Allen presented a "better evolutionary precautionary heuristic" for IGM. The more of these points are fulfilled, the less likely side effects are:

  • IGM target genes lie downstream rather than upstream in the developmental process.

  • IGM if it is successful would not produce enhancement that exceeds the upper limits found for the current normal range. (We have well functioning examples of organisms at the upper bound)

  • IGM effects are containable within organism (or even the target organ).

  • Reversible, or better: deliberately activated in each organism

  • The intervention does not require major morphological changes.

  • If the goal is to eliminate a trait the causal roles of the trait should be well understood.

This list is to be seen as a counting principle: the more entries fulfilled, the better and the less chance there is for any unintended bad consequences. There is operational uncertainty, but this can be answered using empirical scientific research rather than handwaving.

Before we can even think about implementing this heuristic, we need consensus building and plenty of modifying/improving the heuristic. Allen noted that strict voluntary adherence to these principles is unlikely to work - institutions will be involved one way or another. He promised to get to the truly interesting questions in the last lecture: what institutions are most apt as venues to develop sound institutional responses? To what extent can we/do we need to modify existing institutions or add new ones?

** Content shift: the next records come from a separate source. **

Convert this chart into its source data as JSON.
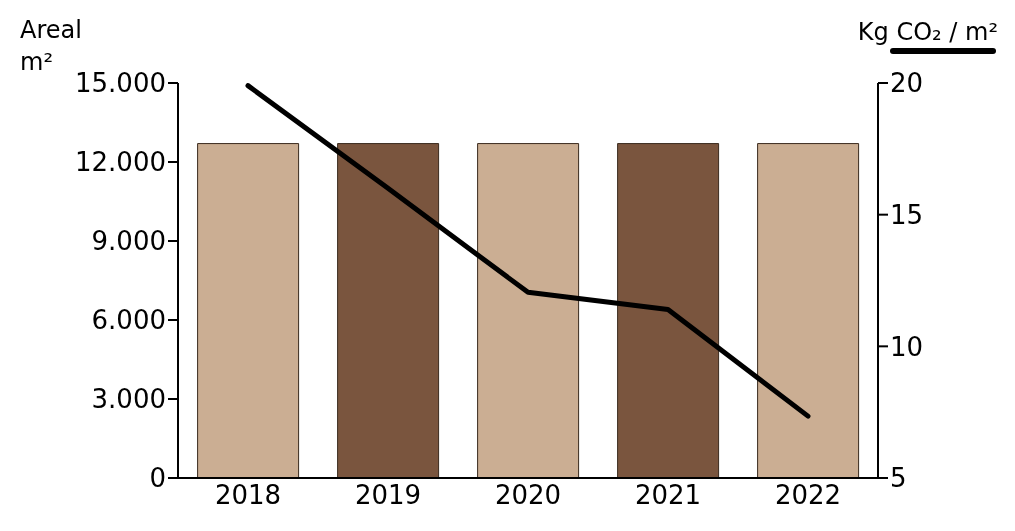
{
  "chart_data": {
    "type": "bar",
    "ylabel": "Areal m²",
    "categories": [
      "2018",
      "2019",
      "2020",
      "2021",
      "2022"
    ],
    "series": [
      {
        "colors": [
          "#cbae93",
          "#7a553e",
          "#cbae93",
          "#7a553e",
          "#cbae93"
        ],
        "values": [
          12700,
          12700,
          12700,
          12700,
          12700
        ]
      },
      {
        "type": "line",
        "name": "Kg CO₂ / m²",
        "color": "#000000",
        "axis": "y2",
        "values": [
          19.9,
          16.0,
          12.05,
          11.4,
          7.35
        ]
      }
    ],
    "ylim": [
      0,
      15000
    ],
    "yticks": [
      0,
      {
        "value": 3000,
        "label": "3.000"
      },
      {
        "value": 6000,
        "label": "6.000"
      },
      {
        "value": 9000,
        "label": "9.000"
      },
      {
        "value": 12000,
        "label": "12.000"
      },
      {
        "value": 15000,
        "label": "15.000"
      }
    ],
    "y2lim": [
      5,
      20
    ],
    "y2ticks": [
      5,
      10,
      15,
      20
    ],
    "legend": "top right",
    "grid": false,
    "marker": "none",
    "line_style": "solid"
  }
}
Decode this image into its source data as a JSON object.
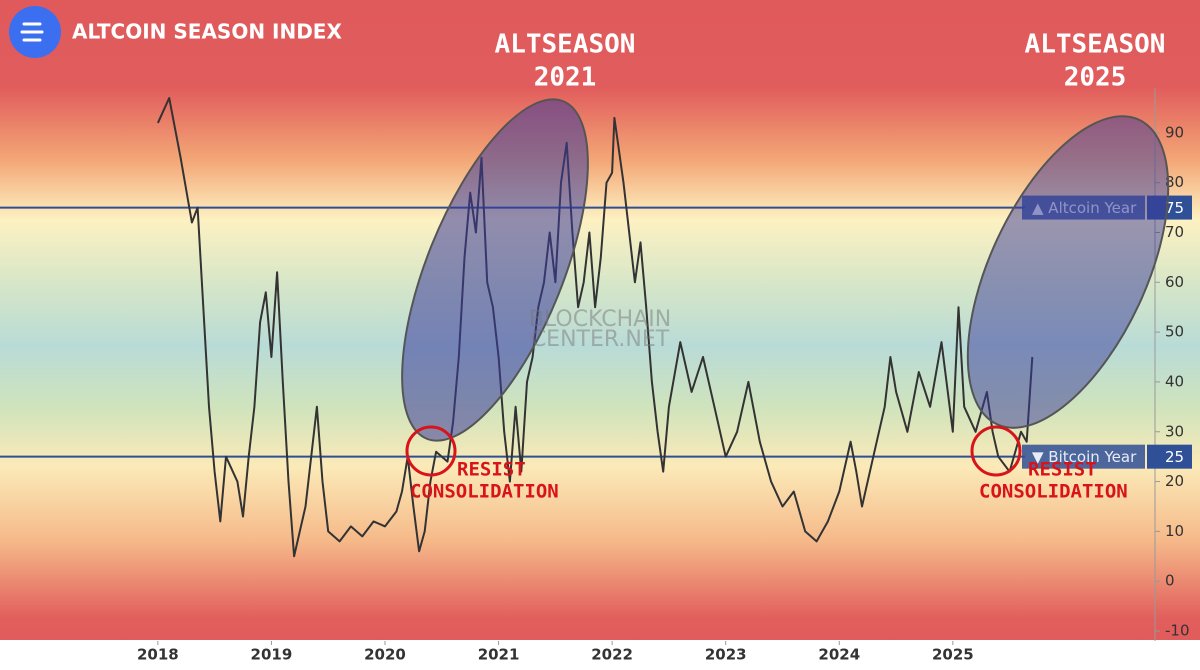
{
  "chart_data": {
    "type": "line",
    "title": "ALTCOIN SEASON INDEX",
    "annotations": [
      {
        "lines": [
          "ALTSEASON",
          "2021"
        ]
      },
      {
        "lines": [
          "ALTSEASON",
          "2025"
        ]
      },
      {
        "lines": [
          "RESIST",
          "CONSOLIDATION"
        ]
      },
      {
        "lines": [
          "RESIST",
          "CONSOLIDATION"
        ]
      }
    ],
    "watermark": [
      "BLOCKCHAIN",
      "CENTER.NET"
    ],
    "thresholds": [
      {
        "label": "▲ Altcoin Year",
        "value": 75
      },
      {
        "label": "▼ Bitcoin Year",
        "value": 25
      }
    ],
    "x": [
      2018.0,
      2018.1,
      2018.2,
      2018.3,
      2018.35,
      2018.4,
      2018.45,
      2018.5,
      2018.55,
      2018.6,
      2018.7,
      2018.75,
      2018.8,
      2018.85,
      2018.9,
      2018.95,
      2019.0,
      2019.05,
      2019.1,
      2019.15,
      2019.2,
      2019.25,
      2019.3,
      2019.35,
      2019.4,
      2019.45,
      2019.5,
      2019.6,
      2019.7,
      2019.8,
      2019.9,
      2020.0,
      2020.1,
      2020.15,
      2020.2,
      2020.25,
      2020.3,
      2020.35,
      2020.4,
      2020.45,
      2020.55,
      2020.6,
      2020.65,
      2020.7,
      2020.75,
      2020.8,
      2020.85,
      2020.9,
      2020.95,
      2021.0,
      2021.05,
      2021.1,
      2021.15,
      2021.2,
      2021.25,
      2021.3,
      2021.35,
      2021.4,
      2021.45,
      2021.5,
      2021.55,
      2021.6,
      2021.65,
      2021.7,
      2021.75,
      2021.8,
      2021.85,
      2021.9,
      2021.95,
      2022.0,
      2022.02,
      2022.1,
      2022.15,
      2022.2,
      2022.25,
      2022.3,
      2022.35,
      2022.4,
      2022.45,
      2022.5,
      2022.6,
      2022.7,
      2022.8,
      2022.9,
      2023.0,
      2023.1,
      2023.2,
      2023.3,
      2023.4,
      2023.5,
      2023.6,
      2023.7,
      2023.8,
      2023.9,
      2024.0,
      2024.1,
      2024.15,
      2024.2,
      2024.3,
      2024.4,
      2024.45,
      2024.5,
      2024.6,
      2024.7,
      2024.8,
      2024.9,
      2025.0,
      2025.05,
      2025.1,
      2025.2,
      2025.3,
      2025.35,
      2025.4,
      2025.5,
      2025.6,
      2025.65,
      2025.7
    ],
    "series": [
      {
        "color": "#333333",
        "values": [
          92,
          97,
          85,
          72,
          75,
          55,
          35,
          22,
          12,
          25,
          20,
          13,
          25,
          35,
          52,
          58,
          45,
          62,
          40,
          20,
          5,
          10,
          15,
          25,
          35,
          20,
          10,
          8,
          11,
          9,
          12,
          11,
          14,
          18,
          25,
          15,
          6,
          10,
          20,
          26,
          24,
          32,
          45,
          65,
          78,
          70,
          85,
          60,
          55,
          45,
          30,
          20,
          35,
          22,
          40,
          45,
          55,
          60,
          70,
          60,
          80,
          88,
          70,
          55,
          60,
          70,
          55,
          65,
          80,
          82,
          93,
          80,
          70,
          60,
          68,
          55,
          40,
          30,
          22,
          35,
          48,
          38,
          45,
          35,
          25,
          30,
          40,
          28,
          20,
          15,
          18,
          10,
          8,
          12,
          18,
          28,
          22,
          15,
          25,
          35,
          45,
          38,
          30,
          42,
          35,
          48,
          30,
          55,
          35,
          30,
          38,
          30,
          25,
          22,
          30,
          28,
          45
        ]
      }
    ],
    "xlim": [
      2016.61,
      2026.78
    ],
    "xticks": [
      2018,
      2019,
      2020,
      2021,
      2022,
      2023,
      2024,
      2025
    ],
    "ylim": [
      -12,
      99
    ],
    "yticks": [
      -10,
      0,
      10,
      20,
      30,
      40,
      50,
      60,
      70,
      80,
      90
    ]
  }
}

All in all, a very *useful* lecture. The heuristic seems to be a good guideline for doing safe modifications *in practice* (and can be loosened for less problematic forms of modifications such as temporary drug effects). It is somewhat conservative (i.e. no entirely new traits through IGM) but this conservatism can be evidence-based. It also further shows the strong links between evolution and enhancement: by understanding where we come from we get better ideas about where we can and should/shouldn't go.